I remember 10-15 years ago walking a quarter mile west from this point, on the same kind of dried wetland soil in the Woods during another La Nina winter like this one, as a substantial rain was pushing fingers of inch deep water through the area. At 2-3 fascinating places the water was sinking, flowing into the soil with a constant boiling of bubbles of subterranean atmosphere pushed out of subterranean chambers. The bubbling went on for a full day. Evidence of hidden worlds beneath the surface of the soil.

Three white-tailed deer running north into the Woods from the Dune trail. They may know they are safe there as hunting season begins.

Friday, November 4, 2022

Leaves

 Thursday walk in the Woods from the southeast gate. Last few days of gentle breezes have brought down more leaves. From the upper canopy seventy percent are down. Tall elms, green ash, pecan are mostly bare. But in the lower canopy seventy percent remain. Sugarberry, walnut, hickory, mulberry, are still in full leaf. I watched golden leaves trickling down in the still, warm air under the cloudy sky. After Friday's storm front many more (most) leaves will be down.

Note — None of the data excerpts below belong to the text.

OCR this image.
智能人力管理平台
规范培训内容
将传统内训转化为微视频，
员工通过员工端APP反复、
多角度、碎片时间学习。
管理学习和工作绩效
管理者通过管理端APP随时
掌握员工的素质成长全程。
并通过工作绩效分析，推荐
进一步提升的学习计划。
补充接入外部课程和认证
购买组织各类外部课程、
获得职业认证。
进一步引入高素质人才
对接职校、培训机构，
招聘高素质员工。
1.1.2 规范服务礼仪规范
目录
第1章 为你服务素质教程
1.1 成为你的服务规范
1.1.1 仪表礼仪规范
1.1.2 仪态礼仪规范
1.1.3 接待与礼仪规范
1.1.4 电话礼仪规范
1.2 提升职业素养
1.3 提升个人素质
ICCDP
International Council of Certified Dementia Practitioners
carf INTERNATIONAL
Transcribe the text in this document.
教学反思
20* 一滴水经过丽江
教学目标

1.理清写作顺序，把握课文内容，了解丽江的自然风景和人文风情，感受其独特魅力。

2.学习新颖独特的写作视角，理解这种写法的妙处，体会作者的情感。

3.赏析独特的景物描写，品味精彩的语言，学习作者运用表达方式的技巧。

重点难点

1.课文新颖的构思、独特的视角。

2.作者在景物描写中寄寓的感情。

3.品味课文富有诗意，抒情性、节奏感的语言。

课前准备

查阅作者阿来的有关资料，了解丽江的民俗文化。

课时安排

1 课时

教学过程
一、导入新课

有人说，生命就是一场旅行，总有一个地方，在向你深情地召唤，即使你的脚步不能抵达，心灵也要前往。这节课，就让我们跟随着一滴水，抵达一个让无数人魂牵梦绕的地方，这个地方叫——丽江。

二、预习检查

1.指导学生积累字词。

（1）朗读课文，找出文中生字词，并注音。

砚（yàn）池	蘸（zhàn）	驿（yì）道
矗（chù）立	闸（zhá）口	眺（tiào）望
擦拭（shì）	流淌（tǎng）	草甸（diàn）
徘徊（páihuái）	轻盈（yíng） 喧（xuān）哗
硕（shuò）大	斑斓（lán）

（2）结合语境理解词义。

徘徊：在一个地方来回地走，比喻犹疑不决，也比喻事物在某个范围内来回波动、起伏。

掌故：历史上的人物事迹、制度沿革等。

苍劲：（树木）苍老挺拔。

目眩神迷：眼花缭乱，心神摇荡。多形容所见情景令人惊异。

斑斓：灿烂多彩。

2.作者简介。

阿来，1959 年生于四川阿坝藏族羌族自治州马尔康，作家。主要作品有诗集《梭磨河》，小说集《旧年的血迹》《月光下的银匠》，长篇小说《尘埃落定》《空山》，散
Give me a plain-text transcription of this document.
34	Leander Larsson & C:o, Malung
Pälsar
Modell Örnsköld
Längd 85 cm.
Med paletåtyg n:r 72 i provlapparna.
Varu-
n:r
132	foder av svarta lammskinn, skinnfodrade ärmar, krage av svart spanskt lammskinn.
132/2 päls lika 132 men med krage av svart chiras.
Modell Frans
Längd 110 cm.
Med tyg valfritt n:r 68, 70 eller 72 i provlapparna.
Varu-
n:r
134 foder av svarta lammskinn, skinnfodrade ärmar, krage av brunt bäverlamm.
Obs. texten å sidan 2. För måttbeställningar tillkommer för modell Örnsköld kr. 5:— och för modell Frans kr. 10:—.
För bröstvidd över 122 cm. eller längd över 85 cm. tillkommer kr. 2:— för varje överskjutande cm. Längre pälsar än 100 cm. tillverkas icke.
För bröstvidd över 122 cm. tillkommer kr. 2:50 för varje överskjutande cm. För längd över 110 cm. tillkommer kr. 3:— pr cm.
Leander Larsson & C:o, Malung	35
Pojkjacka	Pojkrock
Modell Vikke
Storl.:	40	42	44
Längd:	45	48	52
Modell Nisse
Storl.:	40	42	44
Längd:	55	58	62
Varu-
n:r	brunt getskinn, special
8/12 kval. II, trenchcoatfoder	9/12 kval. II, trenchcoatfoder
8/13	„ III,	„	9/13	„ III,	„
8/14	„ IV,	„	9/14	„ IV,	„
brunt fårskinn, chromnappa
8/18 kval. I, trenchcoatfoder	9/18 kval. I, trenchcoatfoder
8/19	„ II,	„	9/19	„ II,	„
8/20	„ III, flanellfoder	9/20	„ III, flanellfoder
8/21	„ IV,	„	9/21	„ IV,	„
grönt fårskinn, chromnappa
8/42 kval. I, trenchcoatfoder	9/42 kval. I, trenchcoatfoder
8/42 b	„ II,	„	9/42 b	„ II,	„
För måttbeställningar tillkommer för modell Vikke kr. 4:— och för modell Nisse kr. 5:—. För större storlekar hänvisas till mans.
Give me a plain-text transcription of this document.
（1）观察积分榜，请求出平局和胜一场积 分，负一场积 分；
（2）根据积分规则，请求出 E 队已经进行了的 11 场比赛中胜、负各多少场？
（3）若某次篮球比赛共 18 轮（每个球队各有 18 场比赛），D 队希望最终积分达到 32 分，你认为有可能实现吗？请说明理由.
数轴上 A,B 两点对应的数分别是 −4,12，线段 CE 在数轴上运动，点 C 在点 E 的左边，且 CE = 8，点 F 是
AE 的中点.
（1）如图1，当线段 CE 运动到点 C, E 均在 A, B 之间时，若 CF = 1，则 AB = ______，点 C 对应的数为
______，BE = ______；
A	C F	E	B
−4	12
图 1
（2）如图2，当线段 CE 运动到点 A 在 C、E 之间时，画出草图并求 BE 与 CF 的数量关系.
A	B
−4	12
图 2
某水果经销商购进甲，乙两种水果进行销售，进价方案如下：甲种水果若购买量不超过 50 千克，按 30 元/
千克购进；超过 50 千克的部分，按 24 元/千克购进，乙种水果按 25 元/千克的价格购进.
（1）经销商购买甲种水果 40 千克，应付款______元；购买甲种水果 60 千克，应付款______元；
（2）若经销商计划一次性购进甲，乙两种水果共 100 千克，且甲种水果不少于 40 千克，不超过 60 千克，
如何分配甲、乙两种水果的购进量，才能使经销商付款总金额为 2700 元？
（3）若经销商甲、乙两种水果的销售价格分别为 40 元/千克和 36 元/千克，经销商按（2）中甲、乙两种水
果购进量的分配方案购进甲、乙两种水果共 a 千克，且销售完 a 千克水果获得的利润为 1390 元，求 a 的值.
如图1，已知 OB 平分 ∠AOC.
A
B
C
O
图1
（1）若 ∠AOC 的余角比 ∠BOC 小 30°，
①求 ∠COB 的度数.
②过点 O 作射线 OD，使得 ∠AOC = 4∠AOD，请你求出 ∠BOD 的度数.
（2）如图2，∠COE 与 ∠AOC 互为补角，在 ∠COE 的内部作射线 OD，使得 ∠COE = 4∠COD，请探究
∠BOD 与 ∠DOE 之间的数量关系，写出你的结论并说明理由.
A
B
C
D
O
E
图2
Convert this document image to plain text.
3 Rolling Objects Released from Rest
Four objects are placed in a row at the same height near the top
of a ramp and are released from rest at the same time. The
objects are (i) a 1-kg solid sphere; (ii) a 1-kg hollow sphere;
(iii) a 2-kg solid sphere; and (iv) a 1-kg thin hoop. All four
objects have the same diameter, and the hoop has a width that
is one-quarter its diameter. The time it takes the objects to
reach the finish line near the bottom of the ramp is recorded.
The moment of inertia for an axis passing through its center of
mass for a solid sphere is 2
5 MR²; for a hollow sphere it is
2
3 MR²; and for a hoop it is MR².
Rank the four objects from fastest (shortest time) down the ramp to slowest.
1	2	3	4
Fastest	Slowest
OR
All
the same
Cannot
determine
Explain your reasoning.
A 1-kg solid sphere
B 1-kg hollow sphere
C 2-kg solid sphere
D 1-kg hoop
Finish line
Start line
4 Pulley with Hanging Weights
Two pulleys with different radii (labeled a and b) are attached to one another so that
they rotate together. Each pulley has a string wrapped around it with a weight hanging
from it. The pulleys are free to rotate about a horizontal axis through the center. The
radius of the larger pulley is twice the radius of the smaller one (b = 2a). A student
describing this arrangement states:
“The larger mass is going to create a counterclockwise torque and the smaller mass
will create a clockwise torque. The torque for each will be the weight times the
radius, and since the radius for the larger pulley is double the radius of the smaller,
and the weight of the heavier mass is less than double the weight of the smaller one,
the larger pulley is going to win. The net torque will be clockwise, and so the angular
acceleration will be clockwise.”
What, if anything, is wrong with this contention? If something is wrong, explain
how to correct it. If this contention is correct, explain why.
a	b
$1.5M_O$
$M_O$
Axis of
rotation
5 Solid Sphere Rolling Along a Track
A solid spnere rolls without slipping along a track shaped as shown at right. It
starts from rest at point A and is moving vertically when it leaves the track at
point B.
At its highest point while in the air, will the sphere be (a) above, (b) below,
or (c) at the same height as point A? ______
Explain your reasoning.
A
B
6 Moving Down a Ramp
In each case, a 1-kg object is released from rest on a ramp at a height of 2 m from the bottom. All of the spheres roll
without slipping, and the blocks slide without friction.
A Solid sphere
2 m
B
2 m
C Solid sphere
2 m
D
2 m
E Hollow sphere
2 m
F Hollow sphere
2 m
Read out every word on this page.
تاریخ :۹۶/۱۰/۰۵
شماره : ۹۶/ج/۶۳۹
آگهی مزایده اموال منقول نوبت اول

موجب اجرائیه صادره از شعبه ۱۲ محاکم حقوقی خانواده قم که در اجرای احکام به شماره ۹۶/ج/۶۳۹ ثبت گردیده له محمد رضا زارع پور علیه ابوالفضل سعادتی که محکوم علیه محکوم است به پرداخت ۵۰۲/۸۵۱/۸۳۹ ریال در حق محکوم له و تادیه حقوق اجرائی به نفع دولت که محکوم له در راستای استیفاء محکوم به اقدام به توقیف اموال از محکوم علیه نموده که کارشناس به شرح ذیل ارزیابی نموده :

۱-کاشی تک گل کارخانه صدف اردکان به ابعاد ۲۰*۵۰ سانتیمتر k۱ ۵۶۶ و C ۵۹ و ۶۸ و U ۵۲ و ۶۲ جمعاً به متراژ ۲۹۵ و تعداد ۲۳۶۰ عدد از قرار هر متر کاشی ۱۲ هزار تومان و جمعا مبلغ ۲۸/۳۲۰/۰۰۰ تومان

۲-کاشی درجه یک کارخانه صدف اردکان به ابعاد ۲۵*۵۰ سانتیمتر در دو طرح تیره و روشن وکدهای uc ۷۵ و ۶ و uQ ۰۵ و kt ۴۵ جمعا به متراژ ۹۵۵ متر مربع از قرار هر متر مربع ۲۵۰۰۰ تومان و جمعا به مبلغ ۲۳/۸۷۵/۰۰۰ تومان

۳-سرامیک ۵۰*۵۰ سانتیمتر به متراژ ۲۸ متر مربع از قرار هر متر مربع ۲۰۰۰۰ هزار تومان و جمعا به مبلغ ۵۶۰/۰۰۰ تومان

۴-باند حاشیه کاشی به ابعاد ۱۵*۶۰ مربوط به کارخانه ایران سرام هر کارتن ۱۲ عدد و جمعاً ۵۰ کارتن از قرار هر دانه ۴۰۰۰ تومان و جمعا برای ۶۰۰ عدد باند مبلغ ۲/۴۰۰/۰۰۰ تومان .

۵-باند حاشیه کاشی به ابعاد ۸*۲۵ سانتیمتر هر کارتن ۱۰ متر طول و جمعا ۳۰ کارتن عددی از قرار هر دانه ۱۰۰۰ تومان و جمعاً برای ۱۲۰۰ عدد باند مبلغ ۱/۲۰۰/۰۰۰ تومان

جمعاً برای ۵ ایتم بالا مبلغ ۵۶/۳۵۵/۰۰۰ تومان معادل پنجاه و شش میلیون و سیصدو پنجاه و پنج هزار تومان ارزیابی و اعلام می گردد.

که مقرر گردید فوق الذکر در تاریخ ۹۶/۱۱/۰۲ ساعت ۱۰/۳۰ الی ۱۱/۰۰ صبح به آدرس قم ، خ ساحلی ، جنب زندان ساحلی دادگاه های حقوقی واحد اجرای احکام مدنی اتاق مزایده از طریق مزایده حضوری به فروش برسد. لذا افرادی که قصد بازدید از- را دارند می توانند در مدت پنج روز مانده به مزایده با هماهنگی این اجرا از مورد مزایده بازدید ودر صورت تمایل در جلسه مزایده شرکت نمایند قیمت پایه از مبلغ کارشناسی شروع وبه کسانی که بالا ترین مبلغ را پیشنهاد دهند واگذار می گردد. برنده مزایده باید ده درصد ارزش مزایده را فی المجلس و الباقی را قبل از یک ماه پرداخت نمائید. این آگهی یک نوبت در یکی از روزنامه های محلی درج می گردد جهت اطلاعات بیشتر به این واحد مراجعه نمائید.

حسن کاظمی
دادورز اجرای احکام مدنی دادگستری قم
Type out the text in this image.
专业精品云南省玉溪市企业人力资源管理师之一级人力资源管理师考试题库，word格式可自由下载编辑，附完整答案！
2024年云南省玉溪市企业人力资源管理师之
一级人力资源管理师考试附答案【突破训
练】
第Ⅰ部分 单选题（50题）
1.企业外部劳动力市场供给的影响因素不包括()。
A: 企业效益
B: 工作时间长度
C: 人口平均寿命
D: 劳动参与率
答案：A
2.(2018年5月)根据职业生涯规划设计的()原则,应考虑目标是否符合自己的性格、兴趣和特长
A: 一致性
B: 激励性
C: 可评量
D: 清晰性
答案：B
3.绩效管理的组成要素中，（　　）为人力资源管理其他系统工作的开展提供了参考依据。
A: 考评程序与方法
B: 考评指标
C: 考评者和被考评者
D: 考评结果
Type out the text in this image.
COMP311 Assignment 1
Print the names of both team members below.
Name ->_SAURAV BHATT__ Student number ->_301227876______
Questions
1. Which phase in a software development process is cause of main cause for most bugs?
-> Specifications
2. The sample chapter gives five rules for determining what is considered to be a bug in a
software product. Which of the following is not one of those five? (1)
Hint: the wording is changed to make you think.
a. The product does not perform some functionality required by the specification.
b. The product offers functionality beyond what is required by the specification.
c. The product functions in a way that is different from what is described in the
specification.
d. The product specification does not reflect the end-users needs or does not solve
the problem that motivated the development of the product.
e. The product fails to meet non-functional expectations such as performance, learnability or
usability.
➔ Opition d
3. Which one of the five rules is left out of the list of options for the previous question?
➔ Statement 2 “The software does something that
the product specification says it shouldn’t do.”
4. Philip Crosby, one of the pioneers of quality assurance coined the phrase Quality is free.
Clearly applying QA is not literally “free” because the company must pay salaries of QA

Last two years, dozens of understory trees, mostly mulberry and younger elm in the southeast quarter, re-flushed fresh new leaves in the early autumn. This autumn I see only three trees that have done this. Perhaps the tough summer drought and heat suppressed this.

Walking along the trails they are carpeted in gold.

Scores of robins through the Woods are 'flighty', busy foraging, I think the cloudy skies and sullen heavy moist air must tell them a storm is coming. There are many gathered around the East Pond. Some are dipping for a drink from small teacup-size depressions filled with water in the bottom of the otherwise empty pond. Woodpeckers are flying too, downy and flickers.

One full grown white-tailed deer dashes away. In two weeks, deer hunting season begins on the 19th. I expect to see small herds of deer move into the Woods for protection until early December.

Walking to the Northwest Pond I pass by the fallen Carpenter cottonwood. Its massive upper branches smashed against other large trees, green ash, box elder and locked upright against them. They stand there now like giants locked in combat, a testament to the destructive power of falling canopy trees and the huge weight of their crowns. Elsewhere below the big tree grove, three large trees have fallen together, as if uprooted by some giant's breath, one striking another and that one bringing down the third like dominoes.

I stop to turn over a small rotten log and see the colonies of busy small ants scurrying on the underside. I break off the top third of the spongy rotten log and open the interior where there are three Mesodon snails taking shelter. I imagine they have crawled into the log to find an insulated shelter, safe from the colder weather coming. I wonder why the ants do not bother them. With just a tinge of guilt I put the log back together rebuilding the snails' refuge.

Light rains the past two weeks have started the growth of new agaric mushrooms, two clusters of perfectly formed gray brown agarics with white stems from the base of a half-dead elm and two patches of much smaller golden orange agarics through the bark of a down box elder. Along the Barney's cutoff trail there are a hundred perfect small parasol mushrooms in one cluster. Only good for a day or two, a few have already begun to deliquesce, their caps melting with their spores.

I see new steps built in the Woods. Engineers providing a help on two of the steeper trail sections.

A peaceful golden few hours in the Woods. I will have to return after the storm Friday to see what leaves remain.